Die Kläger können der festzustellenden Unschlüssigkeit des Konzeptes des Beklagten zur Ermittlung der angemessenen Kosten der Unterkunft zum Trotz (hierzu s.u.) keine über die vom Beklagten bereits bewilligten Leistungen hinausgehenden Leistungen für die Bedarfe für die Kosten der Unterkunft gemäß § 22 Abs. 1 SGB II beanspruchen. Die Unschlüssigkeit des Konzeptes konnte nicht im Wege einer Nachbesserung korrigiert werden, die deswegen höchst hilfsweise heranzuziehende Begrenzung der tatsächlich zu übernehmenden Unterkunftskosten durch die Werte der Tabelle zu § 12 Wohngeldgesetz (WOGG) zuzüglich eines Sicherheitszuschlage von 10 % führt nicht zu einem höheren Anspruch der Kläger.
Die maßgebliche Regelung des § 22 Abs. 1 SGB II lautete in der im Streit stehenden Zeitraum maßgeblichen Fassung vom 17.07.2017: Bedarfe für Unterkunft und Heizung werden in Höhe der tatsächlichen Aufwendungen anerkannt, soweit diese angemessen sind. Erhöhen sich nach einem nicht erforderlichen Umzug die Aufwendungen für Unterkunft und Heizung, wird nur der bisherige Bedarf anerkannt. Soweit die Aufwendung für die Unterkunft und Heizung den der Besonderheit des Einzelfalles angemessenem Umfang übersteigen, sind sie als Bedarf solange anzuerkennen, wie es der oder dem alleinstehenden Leistungsberechtigten oder der Bedarfsgemeinschaft nicht möglich oder nicht zuzumuten ist, durch einen Wohnungswechsel, durch vermieten oder auf andere Weise die Aufwendungen zu senken, in der Regel jedoch längstens für 6 Monate. Eine Absenkung der nach Satz 1 unangemessenen Aufwendungen muss nicht gefordert werden, wenn diese unter Berücksichtigung der bei einem Wohnungswechsel zu erbringenden Leistungen unwirtschaftlich wäre.

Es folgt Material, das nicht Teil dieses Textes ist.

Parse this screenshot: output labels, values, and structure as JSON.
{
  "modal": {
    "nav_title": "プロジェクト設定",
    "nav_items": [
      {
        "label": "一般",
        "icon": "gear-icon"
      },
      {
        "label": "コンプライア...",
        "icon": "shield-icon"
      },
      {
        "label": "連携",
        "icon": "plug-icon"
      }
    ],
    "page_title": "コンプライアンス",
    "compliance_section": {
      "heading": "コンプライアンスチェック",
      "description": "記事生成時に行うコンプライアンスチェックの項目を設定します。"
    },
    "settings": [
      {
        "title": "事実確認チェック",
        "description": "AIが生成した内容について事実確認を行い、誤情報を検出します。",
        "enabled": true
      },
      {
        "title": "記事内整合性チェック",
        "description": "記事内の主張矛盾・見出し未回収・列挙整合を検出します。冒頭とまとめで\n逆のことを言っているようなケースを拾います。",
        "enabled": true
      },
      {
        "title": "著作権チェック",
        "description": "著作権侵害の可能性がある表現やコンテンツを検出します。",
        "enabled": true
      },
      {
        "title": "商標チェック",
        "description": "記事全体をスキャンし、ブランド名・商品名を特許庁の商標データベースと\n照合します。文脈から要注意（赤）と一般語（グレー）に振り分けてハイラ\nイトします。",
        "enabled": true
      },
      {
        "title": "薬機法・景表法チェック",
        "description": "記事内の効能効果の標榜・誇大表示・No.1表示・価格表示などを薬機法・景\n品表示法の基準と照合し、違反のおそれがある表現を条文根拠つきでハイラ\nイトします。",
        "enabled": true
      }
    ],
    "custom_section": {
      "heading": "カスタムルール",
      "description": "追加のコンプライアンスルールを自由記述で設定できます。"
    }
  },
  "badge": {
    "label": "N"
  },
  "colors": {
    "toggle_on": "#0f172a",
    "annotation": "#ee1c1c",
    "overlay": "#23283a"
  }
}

Die Kläger können im streitigen Zeitraum nicht unter Anwendung der Regelung des § 22 Abs.1 Satz 3 SGB II die Übernahme ihrer vollen tatsächlich anfallenden Unterkunftskosten beanspruchen. Der Beklagte hat in den Leistungsbewilligungen für Juni bis Oktober 2018 in rechtmäßiger Weise die übernommenen Leistungen auf das Angemessene abgesenkt. Diese Absenkung auf das nach Auffassung eines Leistungsträgers angemessene Maß erfordert nach ständiger Rechtsprechung (vgl. bereits: Bundessozialgericht – BSG -, Urteil vom 07.11.2006 – B 7b AS 10/06 R, Urteil vom 01.06.2010 – B 4 AS 78/09 R, jeweils zitiert nach Juris) dass der Betroffene von der Unangemessenheit seiner Aufwendungen von Unterkunft und Heizung Kenntnis hat und er abstrakt in der Lage ist, geeignete Maßnahmen zu ergreifen. Es muss eine sog. „Kostensenkungsaufforderung“ im Sinne eines Informationsschreibens mit Aufklärungs- und Warnfunktion vom Leistungsträger an den Leistungsempfänger gerichtet worden sein. Dabei muss inhaltlich die Angabe eines Mietpreises in dem Kostensenkungsschreiben aufzufinden sein. Hierbei ist nach zutreffender Ansicht alleine erforderlich, dass der Leistungsträger den nach seiner Auffassung angemessenen Mietpreis angibt (BSG, Urteil vom 01.06.2010 a.a.O.). Dies ist gegenüber den Klägern mit Schreiben vom 27.11.2017 den Anforderungen der genannten Rechtsprechung entsprechend erfolgt.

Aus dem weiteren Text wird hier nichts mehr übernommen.